Riverdale Country School
Bronx, New York
I didn’t really know about independent schools until they came up in conversation one night over dinner with friends. I learned how involved a faculty member could become and the autonomous nature of teaching that was supported. And that independent school communities value and encourage diversity in their people and curriculum.
Over the course of nearly four months during my search for a new school home, I visited some beautiful independent school campuses in Maryland, New Jersey, New York, and Washington, DC. During the preliminary stages of my search, I focused primarily on the boarding school community—initially I was drawn to the idea of working and living in the community I’d be teaching in—but as more interviews came my way, I visited day schools, which appealed to me in a different way. After interviewing at three boarding schools and waiting for job offers, I was invited for an on-campus visit to Riverdale Country School (RCS) in the Bronx, New York.
At RCS, I was impressed with the variety of elective courses for students. For example, the joint curricular offering between the art and language departments was quite impressive; a unique course, Innovation and Design, combined both disciplines. Being able to work with colleagues across disciplines and across languages was something that piqued my interest and desire to join a school like this. I also saw the great learning opportunities for students in a large city.
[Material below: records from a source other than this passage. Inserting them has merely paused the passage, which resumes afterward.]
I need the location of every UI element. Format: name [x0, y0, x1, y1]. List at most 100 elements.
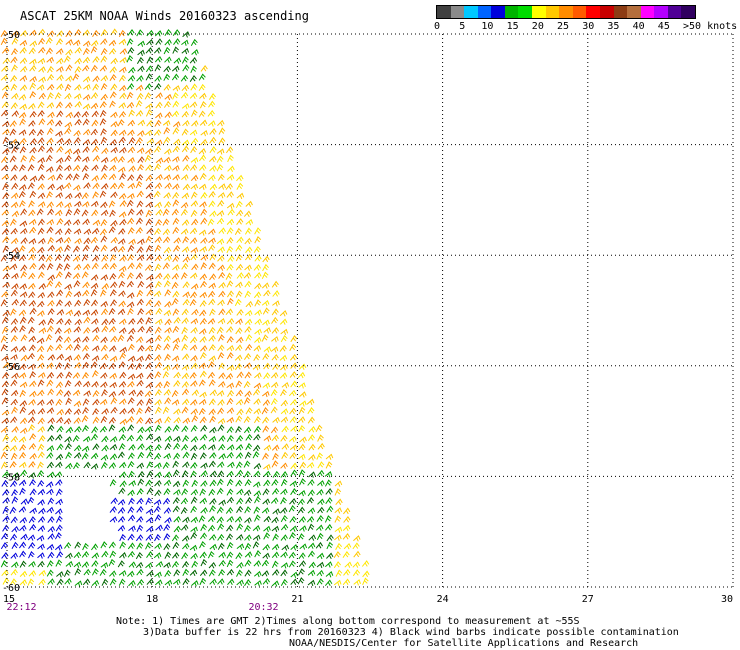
wind-barb — [1, 91, 9, 99]
wind-barb — [280, 334, 288, 343]
wind-barb — [117, 119, 125, 127]
wind-barb — [290, 571, 299, 578]
wind-barb — [1, 201, 9, 208]
wind-barb — [10, 254, 18, 262]
wind-barb — [63, 541, 72, 549]
wind-barb — [10, 237, 19, 245]
wind-barb — [92, 56, 100, 63]
wind-barb — [270, 426, 279, 434]
wind-barb — [45, 37, 53, 45]
wind-barb — [154, 417, 162, 425]
wind-barb — [299, 543, 308, 550]
wind-barb — [11, 406, 18, 414]
wind-barb — [290, 469, 298, 477]
wind-barb — [190, 452, 198, 461]
wind-barb — [199, 328, 207, 335]
wind-barb — [82, 289, 90, 297]
wind-barb — [324, 515, 332, 523]
wind-barb — [46, 543, 55, 551]
wind-barb — [2, 182, 10, 191]
wind-barb — [316, 514, 324, 522]
wind-barb — [164, 551, 172, 559]
wind-barb — [209, 253, 217, 261]
wind-barb — [190, 399, 198, 406]
wind-barb — [252, 364, 261, 371]
wind-barb — [65, 552, 73, 559]
wind-barb — [271, 525, 280, 533]
wind-barb — [28, 560, 36, 568]
wind-barb — [118, 280, 126, 288]
wind-barb — [181, 552, 189, 560]
wind-barb — [136, 399, 144, 406]
wind-barb — [109, 254, 117, 262]
wind-barb — [137, 40, 146, 47]
wind-barb — [101, 183, 109, 190]
wind-barb — [1, 380, 10, 388]
wind-barb — [128, 66, 136, 74]
wind-barb — [226, 559, 234, 568]
wind-barb — [280, 399, 289, 407]
colorbar-segment — [450, 6, 465, 18]
wind-barb — [209, 533, 217, 541]
wind-barb — [47, 516, 55, 523]
wind-barb — [99, 228, 108, 236]
wind-barb — [199, 532, 208, 540]
wind-barb — [191, 263, 199, 271]
wind-barb — [101, 325, 109, 333]
wind-barb — [29, 110, 37, 118]
wind-barb — [218, 551, 226, 559]
wind-barb — [335, 498, 343, 506]
wind-barb — [144, 390, 153, 397]
wind-barb — [144, 83, 153, 90]
wind-barb — [108, 362, 116, 370]
colorbar-segment — [586, 6, 600, 18]
wind-barb — [145, 164, 153, 171]
wind-barb — [153, 129, 162, 136]
wind-barb — [19, 325, 26, 333]
wind-barb — [254, 272, 262, 279]
wind-barb — [254, 372, 262, 379]
wind-barb — [154, 139, 163, 146]
wind-barb — [326, 505, 334, 513]
lon-label: 27 — [582, 594, 594, 605]
time-label: 22:12 — [6, 602, 36, 613]
wind-barb — [290, 353, 298, 361]
wind-barb — [92, 83, 100, 91]
wind-barb — [136, 254, 145, 261]
wind-barb — [244, 390, 252, 397]
wind-barb — [226, 263, 234, 271]
wind-barb — [27, 352, 35, 360]
wind-barb — [164, 254, 172, 262]
wind-barb — [37, 461, 44, 469]
wind-barb — [10, 354, 18, 361]
wind-barb — [18, 245, 26, 253]
wind-barb — [74, 567, 82, 576]
wind-barb — [145, 192, 154, 199]
wind-barb — [136, 75, 144, 82]
wind-barb — [37, 271, 45, 279]
wind-barb — [127, 182, 136, 190]
wind-barb — [208, 282, 216, 289]
wind-barb — [181, 406, 189, 414]
wind-barb — [181, 425, 189, 433]
wind-barb — [254, 336, 262, 344]
wind-barb — [154, 254, 163, 262]
wind-barb — [135, 262, 143, 270]
wind-barb — [65, 309, 74, 316]
wind-barb — [297, 371, 306, 379]
wind-barb — [253, 291, 262, 299]
wind-barb — [208, 200, 216, 208]
wind-barb — [153, 552, 162, 559]
wind-barb — [117, 308, 126, 316]
wind-barb — [173, 138, 181, 146]
wind-barb — [235, 398, 244, 406]
wind-barb — [145, 245, 153, 253]
wind-barb — [65, 39, 74, 46]
wind-barb — [63, 236, 72, 244]
wind-barb — [272, 508, 280, 515]
wind-barb — [290, 544, 298, 551]
wind-barb — [299, 436, 307, 443]
wind-barb — [63, 219, 72, 226]
wind-barb — [55, 192, 63, 199]
wind-barb — [181, 84, 190, 92]
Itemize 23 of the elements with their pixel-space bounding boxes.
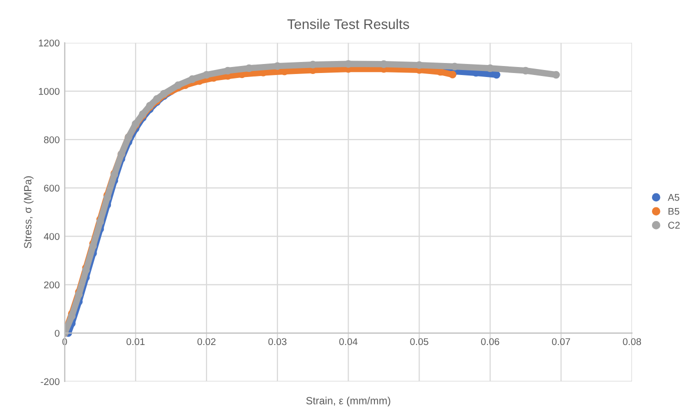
y-tick-label: 0 xyxy=(54,330,60,337)
y-tick-label: 1200 xyxy=(38,40,60,46)
x-tick-label: 0.07 xyxy=(552,338,570,346)
legend-label: B5 xyxy=(668,208,680,215)
y-axis-title: Stress, σ (MPa) xyxy=(24,176,34,248)
x-tick-label: 0.05 xyxy=(410,338,428,346)
y-tick-label: 200 xyxy=(44,281,60,288)
x-tick-label: 0.03 xyxy=(268,338,286,346)
y-tick-label: 1000 xyxy=(38,88,60,95)
x-tick-label: 0.06 xyxy=(481,338,500,346)
x-tick-label: 0.01 xyxy=(126,338,145,346)
chart-title: Tensile Test Results xyxy=(287,18,410,30)
y-tick-label: 800 xyxy=(44,136,60,144)
x-tick-label: 0.08 xyxy=(622,338,642,346)
legend-label: A5 xyxy=(668,194,680,201)
x-axis-title: Strain, ε (mm/mm) xyxy=(306,396,390,406)
legend-label: C2 xyxy=(668,222,680,229)
x-tick-label: 0 xyxy=(62,338,68,346)
y-tick-label: 400 xyxy=(44,233,60,240)
x-tick-label: 0.02 xyxy=(197,338,216,346)
y-tick-label: 600 xyxy=(44,184,60,192)
x-tick-label: 0.04 xyxy=(339,338,358,346)
y-tick-label: -200 xyxy=(40,378,60,386)
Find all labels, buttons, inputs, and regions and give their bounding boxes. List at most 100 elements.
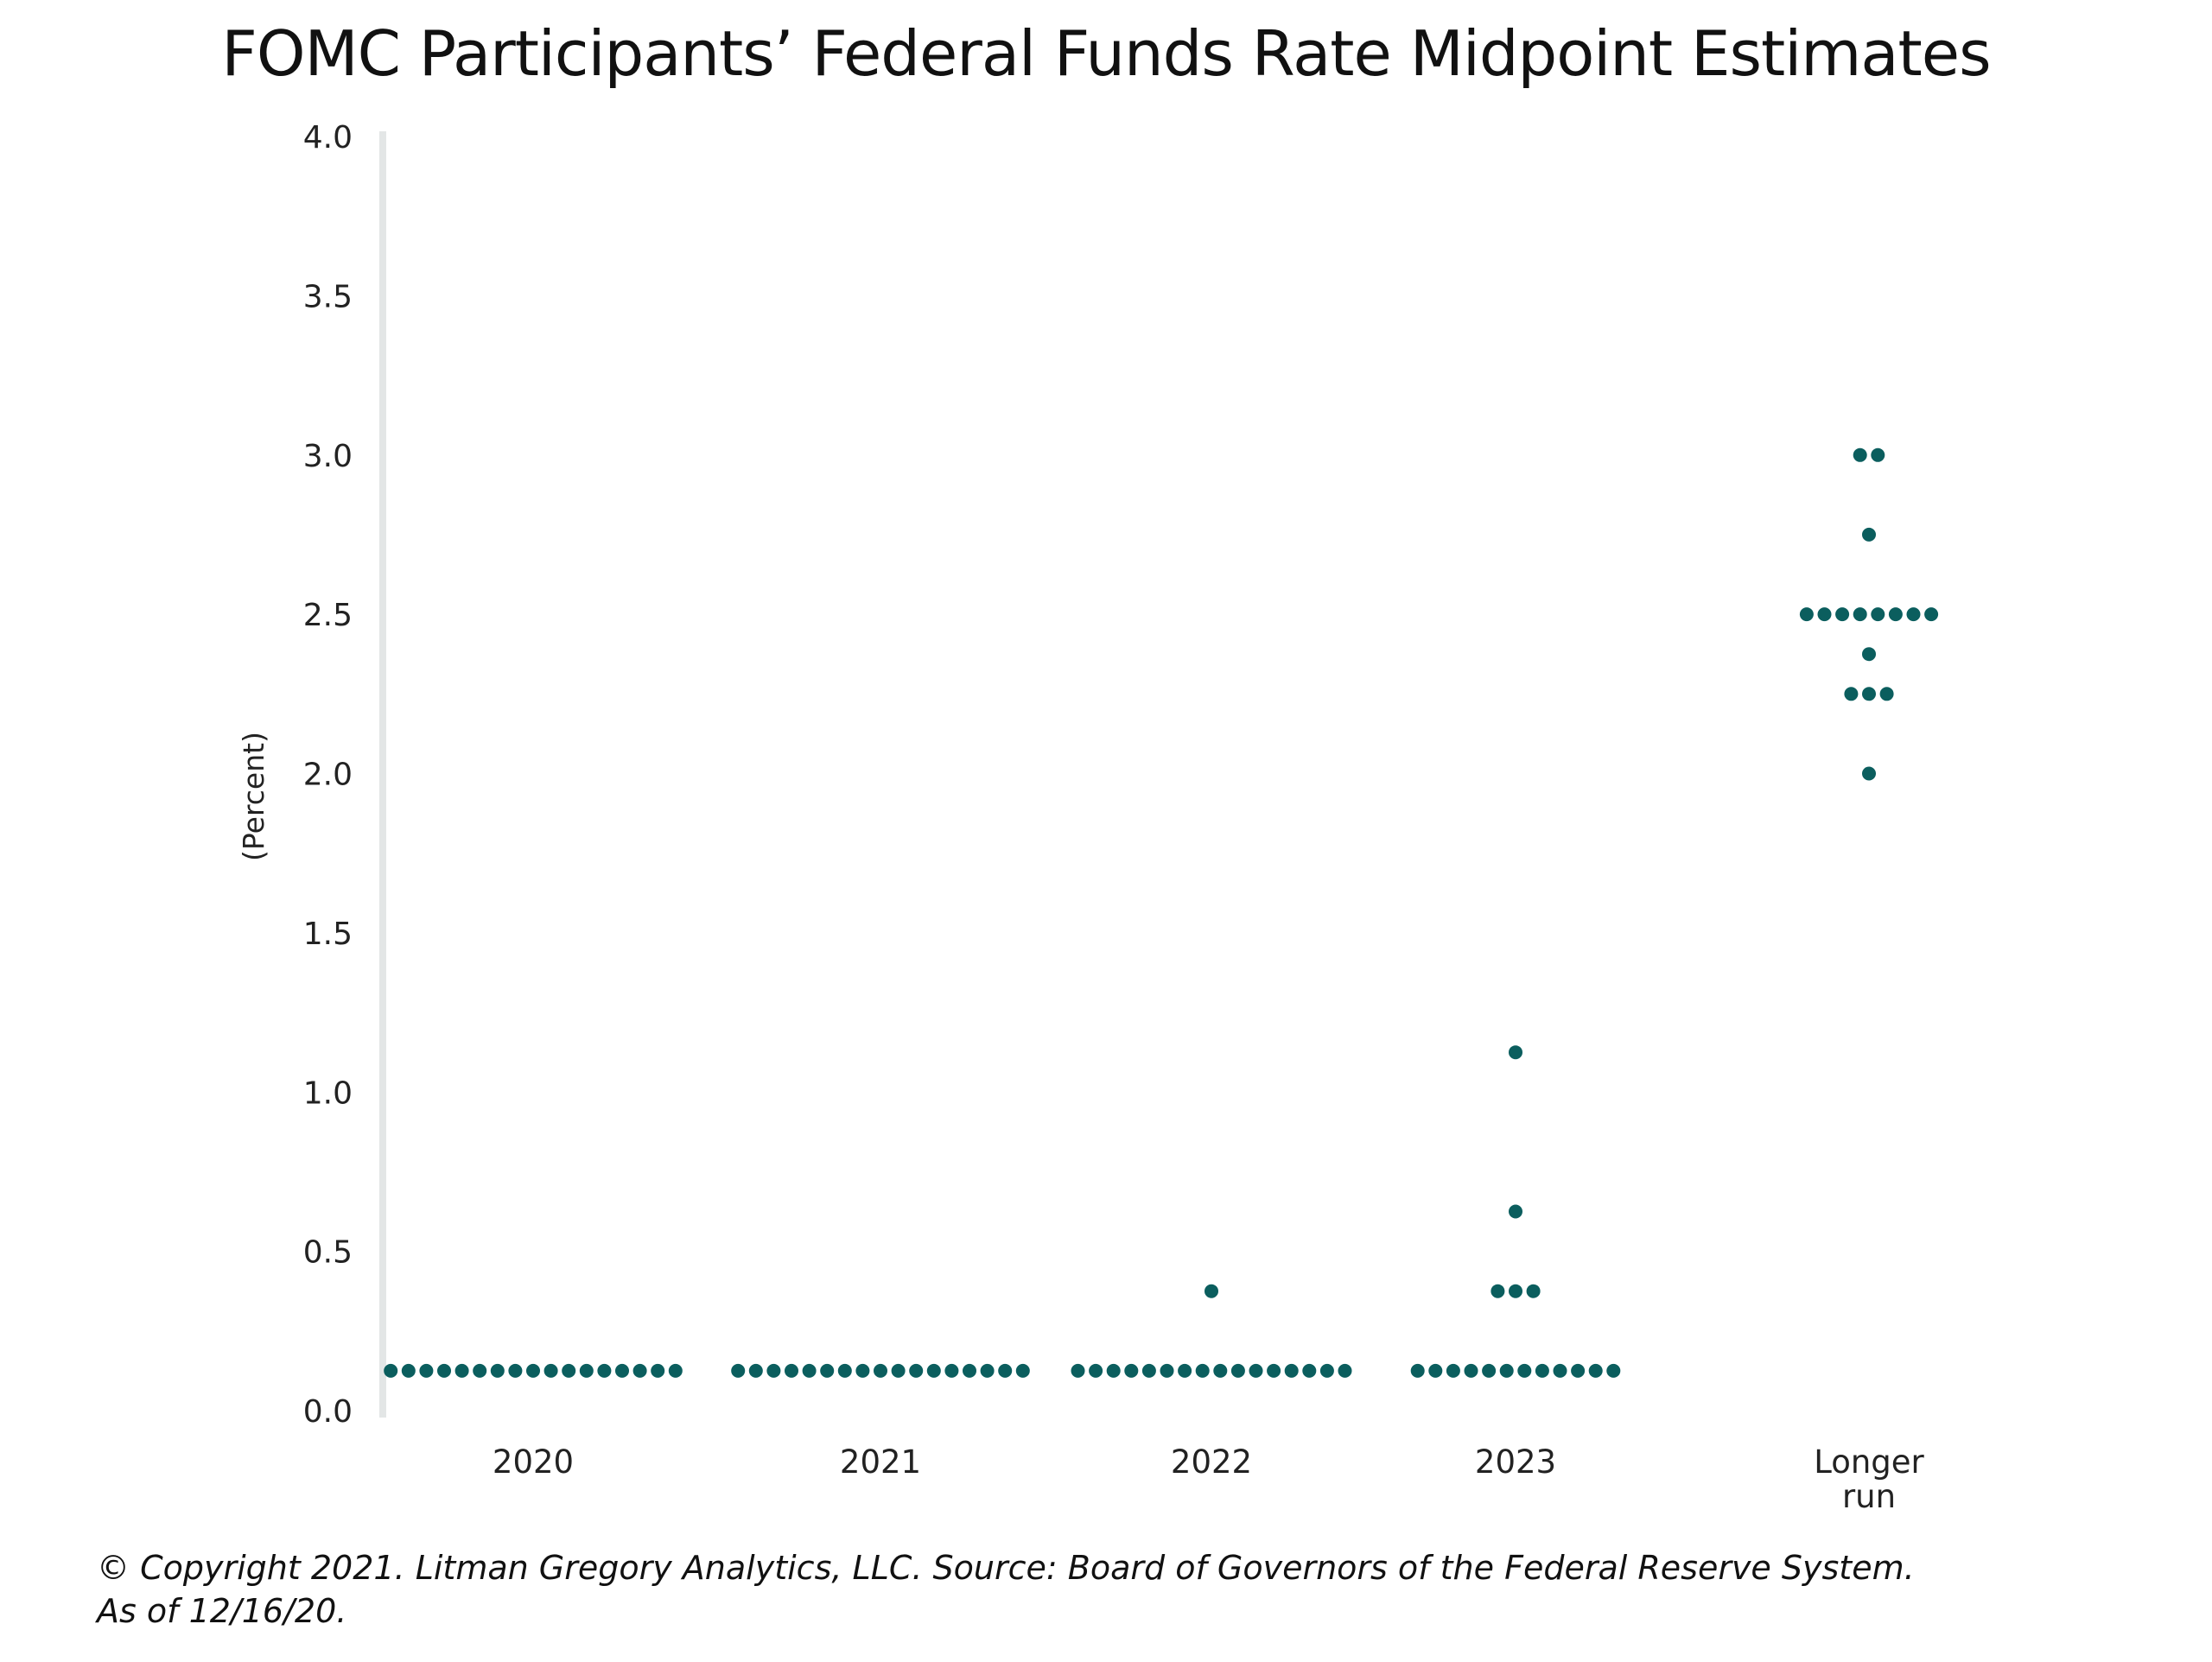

I immediately felt the strong sense of community when I met the faculty, staff, and student body at RCS. The teacher-student mentor relationship continues throughout the middle and high school years. I had long craved that experience—it was something that was missing for me when I worked at universities and parochial schools. I thought, “Wow, what an amazing community of scholars.” I knew at that precise moment, as I witnessed the genuine interactions and people engaged in dialogue, that I wanted to join the Riverdale community. I could see myself working there for years to come; the experience of being there tapped into my desire to feel a sense of belonging to a school that values learning and community-building. Even as the offers from several other schools came in, I remained certain of which school I wanted to join.
And as I now enter my second year at RCS, I’ve never been happier. It’s a community that values and appreciates diversity on a multicultural and global level. And it’s a school that creates spaces where students, faculty, and staff from different backgrounds feel comfortable being their authentic selves on a daily basis.